Fruits of bifurcation

May 18, 2014 12:08 am | Updated November 17, 2021 11:05 am IST

Unmistakably, the rationale behind the creation of a separate state of Telangana has been a dominant factor in shaping the outcome of the just-concluded simultaneous elections to the Lok Sabha and the State Assembly in Andhra Pradesh. Both in the >flamboyant comeback of Telugu Desam Party (TDP) leader N. Chandrababu Naidu in the ‘ >Seemandhra’ region — which will comprise the somewhat larger residuary state of Andhra Pradesh once the bifurcation formally comes into effect on June 2 — and in the convincing victory of the Telangana Rashtra Samithi (TRS) in the ‘Telangana’ region led by K. Chandrasekhar Rao, it is largely the people’s concerns and anxieties over the way forward post-bifurcation that appear to have been reflected in the poll results. If the sweep for the TRS in ‘Telangana’ — winning 11 of the 17 Lok Sabha seats and 63 of the 119-member new Assembly to be constituted for that region — was the people’s way of legitimising its sustained role in the past decade in carving out a separate state, Mr. Naidu outsmarted the initial front-runner, the >YSR Congress , in coastal Andhra, romping home with a major chunk of the seats in alliance with the BJP. Apart from the ‘Modi factor’ felt more in the Lok Sabha poll results, in Seemandhra the TDP leader, who was criticised for being a ‘fence-sitter’ on the Telangana issue in the post-2008 phase, converted a political crisis into an opportunity in this election by reassuring an electorate, anxious and uncertain of the residuary state’s economic future, that coastal Andhra will be rejuvenated with a new dynamism. It chimed with Mr. Naidu’s image as Andhra Pradesh’s ‘CEO’ in an earlier decade when he was largely instrumental in making Hyderabad a global city.

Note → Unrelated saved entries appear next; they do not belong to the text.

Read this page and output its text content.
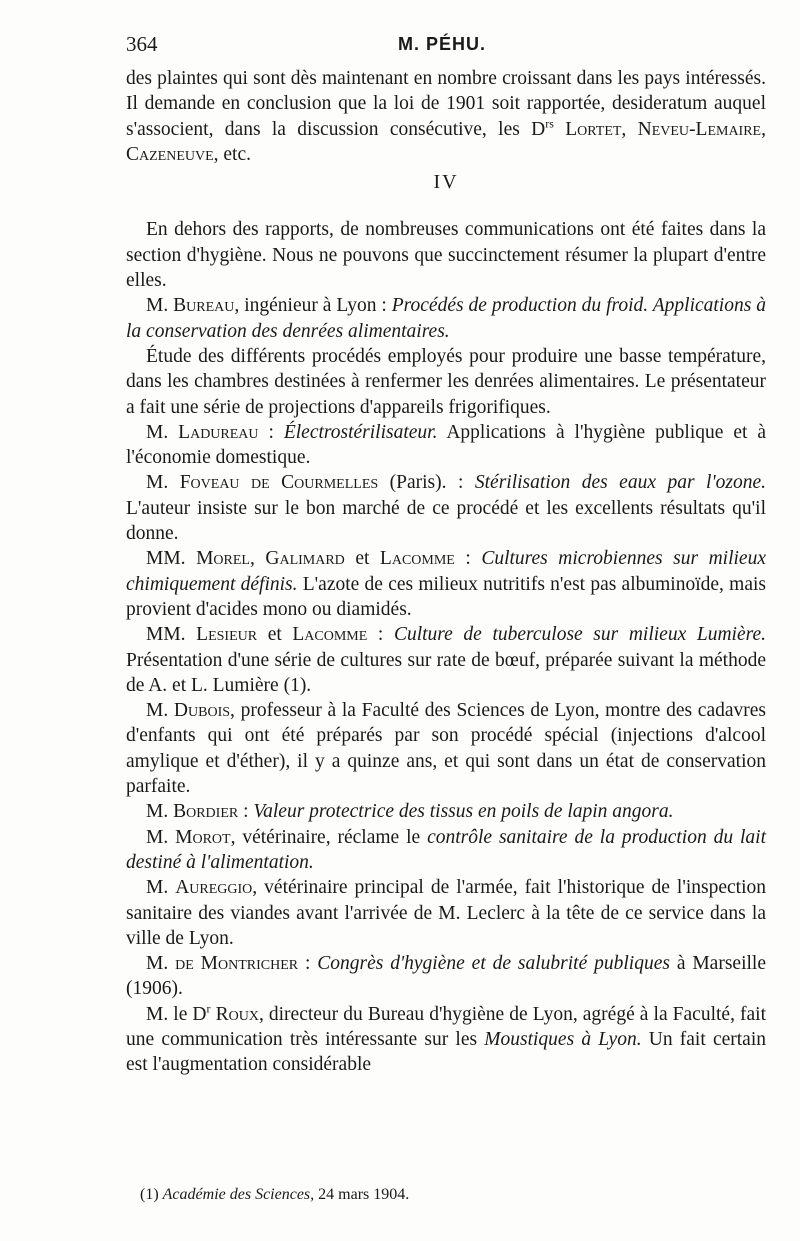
364	M. PÉHU.

des plaintes qui sont dès maintenant en nombre croissant dans les pays intéressés. Il demande en conclusion que la loi de 1901 soit rapportée, desideratum auquel s'associent, dans la discussion consécutive, les $D^{rs}$ Lortet, Neveu-Lemaire, Cazeneuve, etc.

IV

En dehors des rapports, de nombreuses communications ont été faites dans la section d'hygiène. Nous ne pouvons que succinctement résumer la plupart d'entre elles.

M. Bureau, ingénieur à Lyon : Procédés de production du froid. Applications à la conservation des denrées alimentaires.

Étude des différents procédés employés pour produire une basse température, dans les chambres destinées à renfermer les denrées alimentaires. Le présentateur a fait une série de projections d'appareils frigorifiques.

M. Ladureau : Électrostérilisateur. Applications à l'hygiène publique et à l'économie domestique.

M. Foveau de Courmelles (Paris). : Stérilisation des eaux par l'ozone. L'auteur insiste sur le bon marché de ce procédé et les excellents résultats qu'il donne.

MM. Morel, Galimard et Lacomme : Cultures microbiennes sur milieux chimiquement définis. L'azote de ces milieux nutritifs n'est pas albuminoïde, mais provient d'acides mono ou diamidés.

MM. Lesieur et Lacomme : Culture de tuberculose sur milieux Lumière. Présentation d'une série de cultures sur rate de bœuf, préparée suivant la méthode de A. et L. Lumière (1).

M. Dubois, professeur à la Faculté des Sciences de Lyon, montre des cadavres d'enfants qui ont été préparés par son procédé spécial (injections d'alcool amylique et d'éther), il y a quinze ans, et qui sont dans un état de conservation parfaite.

M. Bordier : Valeur protectrice des tissus en poils de lapin angora.

M. Morot, vétérinaire, réclame le contrôle sanitaire de la production du lait destiné à l'alimentation.

M. Aureggio, vétérinaire principal de l'armée, fait l'historique de l'inspection sanitaire des viandes avant l'arrivée de M. Leclerc à la tête de ce service dans la ville de Lyon.

M. de Montricher : Congrès d'hygiène et de salubrité publiques à Marseille (1906).

M. le $D^r$ Roux, directeur du Bureau d'hygiène de Lyon, agrégé à la Faculté, fait une communication très intéressante sur les Moustiques à Lyon. Un fait certain est l'augmentation considérable

(1) Académie des Sciences, 24 mars 1904.
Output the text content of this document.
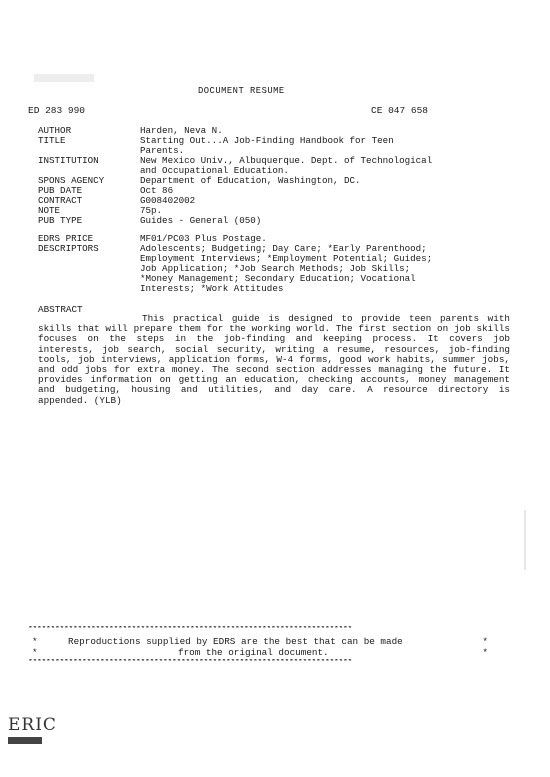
DOCUMENT RESUME
ED 283 990	CE 047 658
AUTHOR	Harden, Neva N.
TITLE	Starting Out...A Job-Finding Handbook for Teen
Parents.
INSTITUTION	New Mexico Univ., Albuquerque. Dept. of Technological
and Occupational Education.
SPONS AGENCY	Department of Education, Washington, DC.
PUB DATE	Oct 86
CONTRACT	G008402002
NOTE	75p.
PUB TYPE	Guides - General (050)
EDRS PRICE	MF01/PC03 Plus Postage.
DESCRIPTORS	Adolescents; Budgeting; Day Care; *Early Parenthood;
Employment Interviews; *Employment Potential; Guides;
Job Application; *Job Search Methods; Job Skills;
*Money Management; Secondary Education; Vocational
Interests; *Work Attitudes
ABSTRACT
This practical guide is designed to provide teen parents with skills that will prepare them for the working world. The first section on job skills focuses on the steps in the job-finding and keeping process. It covers job interests, job search, social security, writing a resume, resources, job-finding tools, job interviews, application forms, W-4 forms, good work habits, summer jobs, and odd jobs for extra money. The second section addresses managing the future. It provides information on getting an education, checking accounts, money management and budgeting, housing and utilities, and day care. A resource directory is appended. (YLB)
************************************************************************
*	Reproductions supplied by EDRS are the best that can be made	*
*	from the original document.	*
************************************************************************
ERIC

Thus, the >TDP has emerged as the single largest party , bagging over 106 of the 175 Assembly constituencies in the Seemandhra region, belying expectations of a sweep by its key regional rival, the YSR Congress. Though the Congress’s performance was slightly better in the Telangana turf, overall it has been a washout for the national party considering it had doggedly pushed for the blossoming of Telangana. On the other hand, in Seemandhra the blow to the Congress and to its breakaway regional avataar — the corruption tag on Y.S. Jaganmohan Reddy also dragged down the fortunes of the YSR Congress — shows that stability at the Centre and development at the State level outweighed other considerations in the voters’ minds. This is besides the new local caste equations which a divided Congress failed to handle on an even keel as the bifurcation process came to fruition in Parliament not long ago. Hopefully, the cloud over the constitutional steps in the formal bifurcation of Andhra Pradesh will be lifted soon.